Así es como las comunidades parroquiales implicadas deberían leer y manejar la contingencia de su fusión. El primer paso es imaginarse como una comunidad (singular) en estado naciente, y no como una comunidad (plural) en transición burocrática. 

Como en los Evangelios y las Cartas, una comunidad que quiere situarse en estado naciente no es una comunidad que reniega de su propia historia, no es una creación ex nihilo que no tiene pasado ni recuerdos, porque está formada por el poderoso recuerdo de haberse reunido durante años y décadas para celebrar la Memoria del Señor. 

La comunidad en estado naciente inserta la historia que la ha hecho y moldeado en una situación nueva y diferente, la interpreta a partir de esta última (que incluye también los enormes y profundos cambios del «territorio» que representa el referente constitutivo del ser parroquia), e imagina una nueva forma de ser. 
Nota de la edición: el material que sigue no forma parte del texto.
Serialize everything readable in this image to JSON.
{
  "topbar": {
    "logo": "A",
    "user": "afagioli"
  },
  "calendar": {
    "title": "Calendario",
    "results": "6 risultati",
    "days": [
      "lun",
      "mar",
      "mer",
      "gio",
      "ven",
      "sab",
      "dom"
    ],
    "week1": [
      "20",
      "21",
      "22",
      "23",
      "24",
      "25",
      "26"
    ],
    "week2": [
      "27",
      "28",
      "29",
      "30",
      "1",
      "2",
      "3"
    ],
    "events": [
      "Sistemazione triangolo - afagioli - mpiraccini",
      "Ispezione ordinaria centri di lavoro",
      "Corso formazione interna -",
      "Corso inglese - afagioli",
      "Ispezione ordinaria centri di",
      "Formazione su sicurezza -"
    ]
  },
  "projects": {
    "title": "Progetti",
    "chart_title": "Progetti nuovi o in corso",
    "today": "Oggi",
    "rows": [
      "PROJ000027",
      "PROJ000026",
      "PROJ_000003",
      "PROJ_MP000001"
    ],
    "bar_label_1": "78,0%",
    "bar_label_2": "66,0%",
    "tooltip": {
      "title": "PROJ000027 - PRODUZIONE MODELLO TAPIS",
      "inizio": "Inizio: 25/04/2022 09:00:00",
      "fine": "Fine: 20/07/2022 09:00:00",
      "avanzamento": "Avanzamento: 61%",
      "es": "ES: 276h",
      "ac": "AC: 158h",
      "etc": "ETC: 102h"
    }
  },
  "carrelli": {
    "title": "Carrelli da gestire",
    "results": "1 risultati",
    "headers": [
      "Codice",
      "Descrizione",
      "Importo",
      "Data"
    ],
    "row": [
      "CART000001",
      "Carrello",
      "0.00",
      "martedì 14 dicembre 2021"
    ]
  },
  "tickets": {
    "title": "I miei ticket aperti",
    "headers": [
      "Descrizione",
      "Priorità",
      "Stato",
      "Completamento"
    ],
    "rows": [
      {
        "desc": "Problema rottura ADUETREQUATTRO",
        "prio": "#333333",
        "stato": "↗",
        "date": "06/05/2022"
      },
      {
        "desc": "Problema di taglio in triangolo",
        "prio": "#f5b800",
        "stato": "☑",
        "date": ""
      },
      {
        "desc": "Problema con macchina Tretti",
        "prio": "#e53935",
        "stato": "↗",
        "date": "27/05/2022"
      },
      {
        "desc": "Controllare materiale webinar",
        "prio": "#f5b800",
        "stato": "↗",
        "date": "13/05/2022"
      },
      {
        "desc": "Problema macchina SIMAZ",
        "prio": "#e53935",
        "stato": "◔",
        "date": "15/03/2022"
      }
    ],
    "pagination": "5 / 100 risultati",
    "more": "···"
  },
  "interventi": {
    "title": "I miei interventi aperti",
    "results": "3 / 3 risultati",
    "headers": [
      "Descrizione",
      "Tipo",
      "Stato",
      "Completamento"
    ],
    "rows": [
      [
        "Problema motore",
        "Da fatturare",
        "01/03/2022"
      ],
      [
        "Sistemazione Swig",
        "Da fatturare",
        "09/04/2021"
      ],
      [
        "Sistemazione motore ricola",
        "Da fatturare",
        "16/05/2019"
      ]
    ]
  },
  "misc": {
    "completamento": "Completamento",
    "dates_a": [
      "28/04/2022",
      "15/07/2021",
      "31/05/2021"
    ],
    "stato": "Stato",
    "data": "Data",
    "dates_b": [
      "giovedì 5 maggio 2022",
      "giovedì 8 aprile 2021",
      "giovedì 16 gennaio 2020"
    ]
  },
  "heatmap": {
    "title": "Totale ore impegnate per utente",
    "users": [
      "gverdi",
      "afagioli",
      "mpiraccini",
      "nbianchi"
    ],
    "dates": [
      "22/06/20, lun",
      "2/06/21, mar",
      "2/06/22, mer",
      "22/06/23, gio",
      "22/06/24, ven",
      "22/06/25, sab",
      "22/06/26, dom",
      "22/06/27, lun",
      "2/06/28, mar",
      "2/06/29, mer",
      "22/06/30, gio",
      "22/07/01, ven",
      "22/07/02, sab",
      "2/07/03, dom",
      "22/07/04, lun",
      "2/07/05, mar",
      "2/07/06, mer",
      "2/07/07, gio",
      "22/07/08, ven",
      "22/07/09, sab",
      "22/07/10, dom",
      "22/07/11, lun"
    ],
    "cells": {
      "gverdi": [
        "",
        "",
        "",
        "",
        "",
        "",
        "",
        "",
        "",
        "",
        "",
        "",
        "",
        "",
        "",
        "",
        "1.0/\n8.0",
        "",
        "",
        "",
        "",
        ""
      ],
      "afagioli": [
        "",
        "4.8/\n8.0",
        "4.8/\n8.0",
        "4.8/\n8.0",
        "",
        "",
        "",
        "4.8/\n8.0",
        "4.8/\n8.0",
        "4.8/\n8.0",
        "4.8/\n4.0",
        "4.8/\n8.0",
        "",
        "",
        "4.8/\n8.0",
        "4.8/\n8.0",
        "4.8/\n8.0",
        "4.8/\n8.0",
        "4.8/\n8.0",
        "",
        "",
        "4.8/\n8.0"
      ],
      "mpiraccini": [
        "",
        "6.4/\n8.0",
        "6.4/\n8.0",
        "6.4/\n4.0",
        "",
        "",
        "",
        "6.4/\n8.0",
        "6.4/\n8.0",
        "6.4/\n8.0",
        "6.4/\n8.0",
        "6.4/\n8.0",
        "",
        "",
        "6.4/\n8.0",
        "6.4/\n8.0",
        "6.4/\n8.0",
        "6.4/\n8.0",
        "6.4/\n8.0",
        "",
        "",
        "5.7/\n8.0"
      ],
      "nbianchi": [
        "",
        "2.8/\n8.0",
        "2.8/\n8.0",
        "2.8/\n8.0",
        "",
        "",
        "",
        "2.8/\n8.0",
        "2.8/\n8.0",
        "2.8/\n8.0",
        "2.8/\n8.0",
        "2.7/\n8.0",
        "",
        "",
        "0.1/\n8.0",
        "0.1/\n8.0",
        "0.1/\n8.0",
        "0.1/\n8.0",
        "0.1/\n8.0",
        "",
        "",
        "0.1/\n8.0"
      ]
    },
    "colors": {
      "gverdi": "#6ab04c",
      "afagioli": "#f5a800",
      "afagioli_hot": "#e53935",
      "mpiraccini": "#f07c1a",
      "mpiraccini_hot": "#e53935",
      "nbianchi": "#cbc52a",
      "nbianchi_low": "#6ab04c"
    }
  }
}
San Pablo me sigue pareciendo una referencia esclarecedora y poderosa para acompañar a una comunidad naciente a cultivar una fidelidad generativa a la historia que la ha hecho. 

Entender la fusión de las parroquias como un acontecimiento del tiempo mesiánico significa hacer de la fidelidad a la propia historia de comunidad una fuerza generadora y no un resentimiento nostálgico por algo que ya no podremos ser. 

Generar es el gesto más íntimo y arriesgado de la fidelidad a la propia historia, el que se atreve a soñar un futuro como espacio de libertad entregado a historias que ya no serán nuestras, pero que no existirían si ella no hubiera existido. 

Creo que esta debe ser la mentalidad básica y la disposición práctica que caracteriza a una comunidad que quiere pasar de una condición de estabilidad a una posición de estado naciente, y así experimentar la alegría y la emoción de una nueva mañana en su historia. 

Pero ¿qué significa todo esto en concreto? 

Intento imaginar los pasos de una comunidad generativamente fiel a la historia que la ha llevado a ser lo que es hoy; pasos que la hacen pasar de una condición de repetitividad estable a una de imaginación de la comunidad que vendrá. 

El primer paso es reapropiarse de manera evangélicamente crítica de la propia historia; porque solo así lo que hemos sido no dominará ni gobernará lo que deseamos llegar a ser y lo que podremos ser. 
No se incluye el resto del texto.